Assange appears to be a very complicated person. The child of footloose Australian parents, he had little formal childhood education, living as a sort of new age Tom Sawyer, he told a New Yorker writer in a lengthy profile published earlier this year. According to Assange, he moved 37 times before the age of 14, in part to avoid an allegedly abusive stepfather. He was a teenage computer hacker with famous skills who narrowly escaped prison, and also a teenage father. He later had a scarring tour through Australian courts in an effort to gain custody of his child.

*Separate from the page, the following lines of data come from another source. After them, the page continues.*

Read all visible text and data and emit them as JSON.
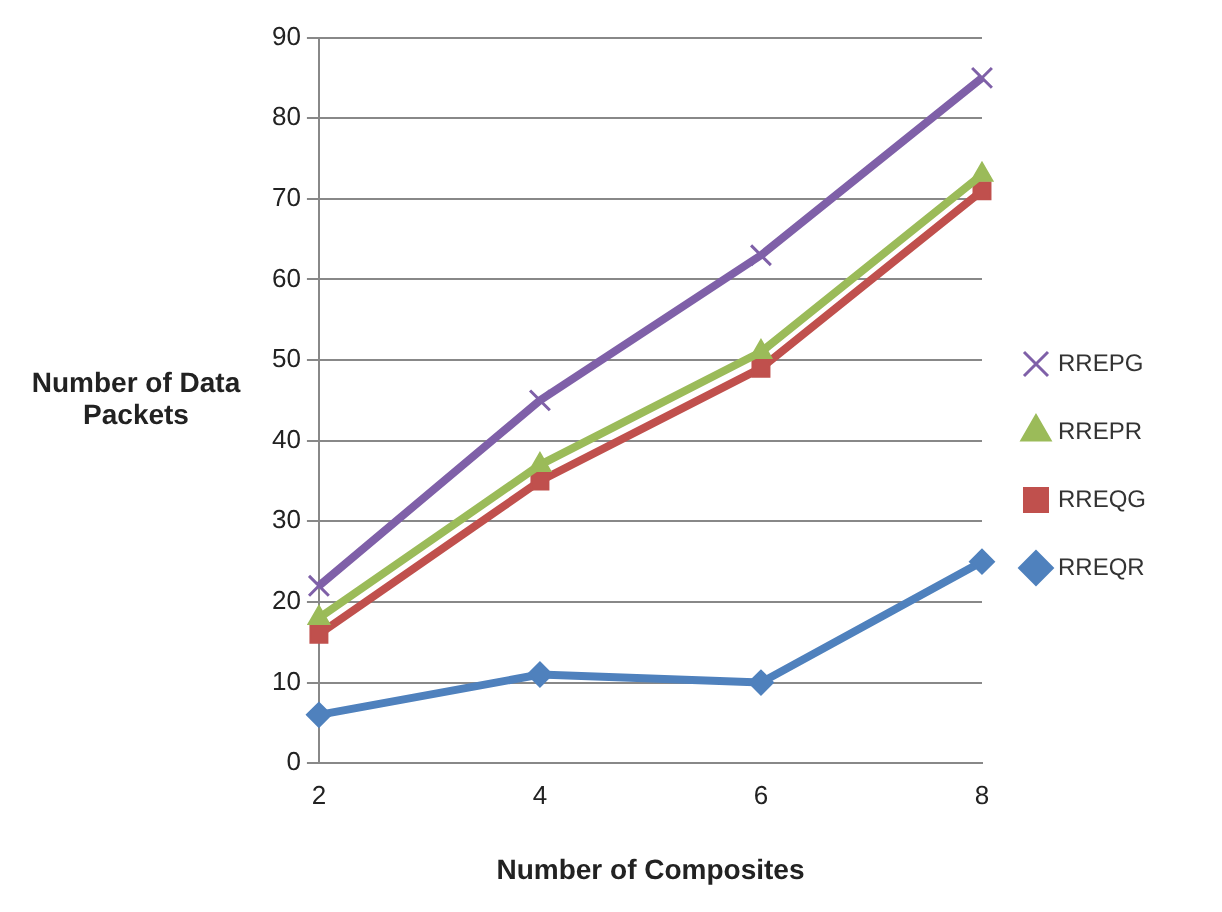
{
  "chart_data": {
    "type": "line",
    "xlabel": "Number of Composites",
    "ylabel": "Number of Data Packets",
    "categories": [
      "2",
      "4",
      "6",
      "8"
    ],
    "series": [
      {
        "name": "RREPG",
        "color": "#7f60a8",
        "marker": "cross",
        "values": [
          22,
          45,
          63,
          85
        ]
      },
      {
        "name": "RREPR",
        "color": "#9bbb59",
        "marker": "triangle",
        "values": [
          18,
          37,
          51,
          73
        ]
      },
      {
        "name": "RREQG",
        "color": "#c0504d",
        "marker": "square",
        "values": [
          16,
          35,
          49,
          71
        ]
      },
      {
        "name": "RREQR",
        "color": "#4f81bd",
        "marker": "diamond",
        "values": [
          6,
          11,
          10,
          25
        ]
      }
    ],
    "ylim": [
      0,
      90
    ],
    "yticks": [
      0,
      10,
      20,
      30,
      40,
      50,
      60,
      70,
      80,
      90
    ],
    "grid": "y",
    "legend": "right"
  }
}
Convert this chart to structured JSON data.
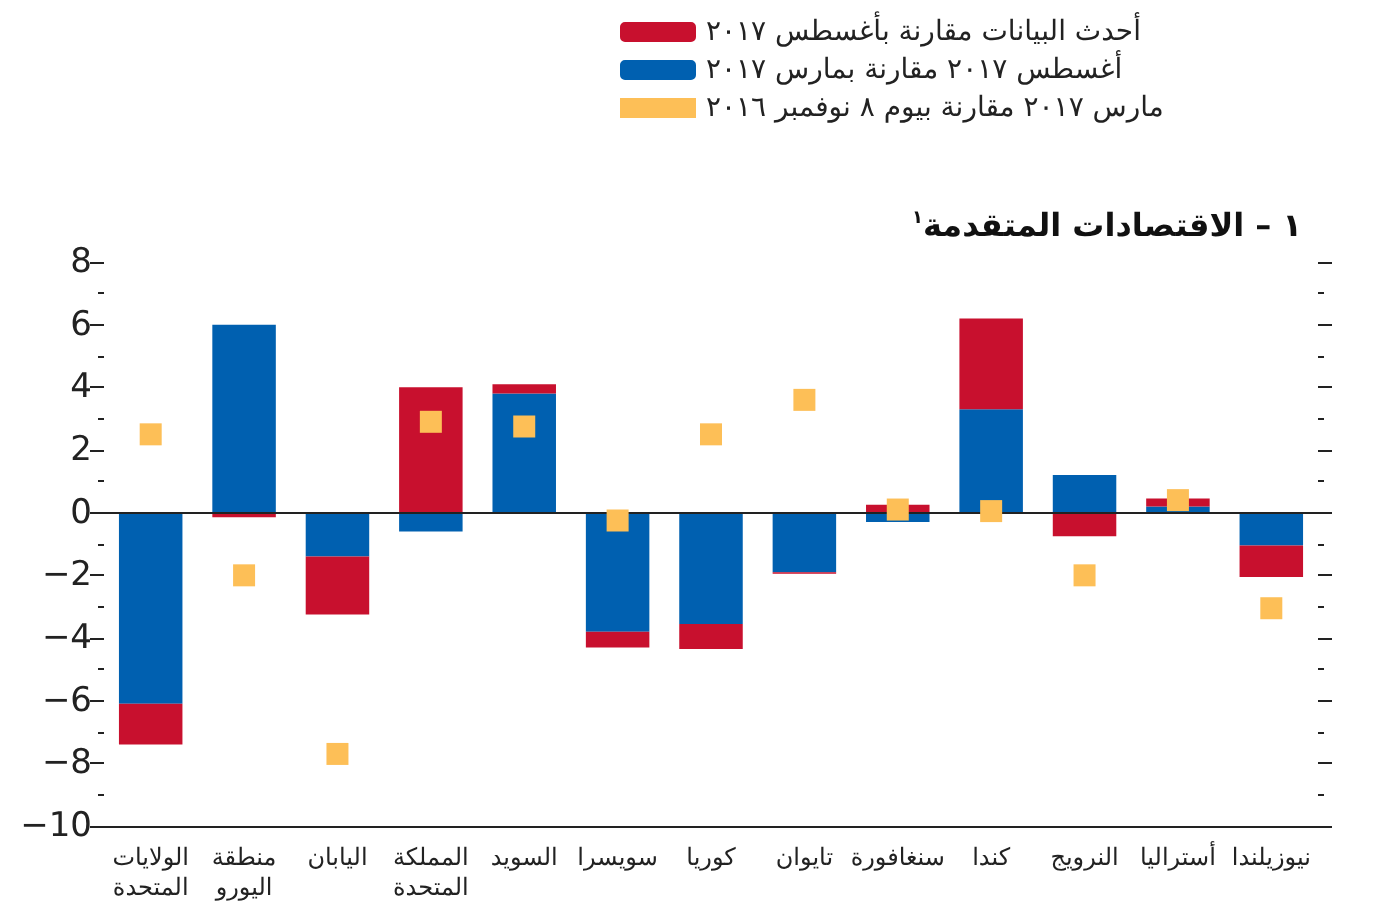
{
  "chart_data": {
    "type": "bar",
    "stacked": true,
    "title": "١ – الاقتصادات المتقدمة$^{١}$",
    "categories": [
      "الولايات\nالمتحدة",
      "منطقة\nاليورو",
      "اليابان",
      "المملكة\nالمتحدة",
      "السويد",
      "سويسرا",
      "كوريا",
      "تايوان",
      "سنغافورة",
      "كندا",
      "النرويج",
      "أستراليا",
      "نيوزيلندا"
    ],
    "series": [
      {
        "name": "أغسطس ٢٠١٧ مقارنة بمارس ٢٠١٧",
        "color": "#0060b0",
        "values": [
          -6.1,
          6.0,
          -1.4,
          -0.6,
          3.8,
          -3.8,
          -3.55,
          -1.9,
          -0.3,
          3.3,
          1.2,
          0.2,
          -1.05
        ]
      },
      {
        "name": "أحدث البيانات مقارنة بأغسطس ٢٠١٧",
        "color": "#c8102e",
        "values": [
          -1.3,
          -0.15,
          -1.85,
          4.0,
          0.3,
          -0.5,
          -0.8,
          -0.05,
          0.25,
          2.9,
          -0.75,
          0.25,
          -1.0
        ]
      },
      {
        "name": "مارس ٢٠١٧ مقارنة بيوم ٨ نوفمبر ٢٠١٦",
        "color": "#fdbf57",
        "type": "scatter",
        "marker": "square",
        "values": [
          2.5,
          -2.0,
          -7.7,
          2.9,
          2.75,
          -0.25,
          2.5,
          3.6,
          0.1,
          0.05,
          -2.0,
          0.4,
          -3.05
        ]
      }
    ],
    "ylim": [
      -10,
      8
    ],
    "yticks": [
      -10,
      {
        "value": -9,
        "label": null
      },
      -8,
      {
        "value": -7,
        "label": null
      },
      -6,
      {
        "value": -5,
        "label": null
      },
      -4,
      {
        "value": -3,
        "label": null
      },
      -2,
      {
        "value": -1,
        "label": null
      },
      0,
      {
        "value": 1,
        "label": null
      },
      2,
      {
        "value": 3,
        "label": null
      },
      4,
      {
        "value": 5,
        "label": null
      },
      6,
      {
        "value": 7,
        "label": null
      },
      8
    ],
    "ref_lines": [
      {
        "axis": "y",
        "value": 0,
        "color": "#222222",
        "line_style": "solid"
      }
    ],
    "grid": false,
    "legend": "top"
  }
}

He remains so intense that he forgets whether he has purchased plane tickets, and asks to get his hair cut while he’s working on a computer, to save time.
He has said that today he is an adherent of no political or economic philosophy, but if anything he is close to libertarianism in an American sense. He appears to be obsessed with rooting out institutional corruption. For instance, he told Forbes that by exposing bad behavior among corporations he could help ethical corporations thrive.
WikiLeaks aims to create “a reputational tax on unethical companies,” he said.
On its website, WikiLeaks says that as an organization it exists to create transparency.
“This transparency creates a better society for all people,” says WikiLeaks in an online mission statement of sorts. “Better scrutiny leads to reduced corruption and stronger democracies in all society’s institutions, including government, corporations and other organizations.”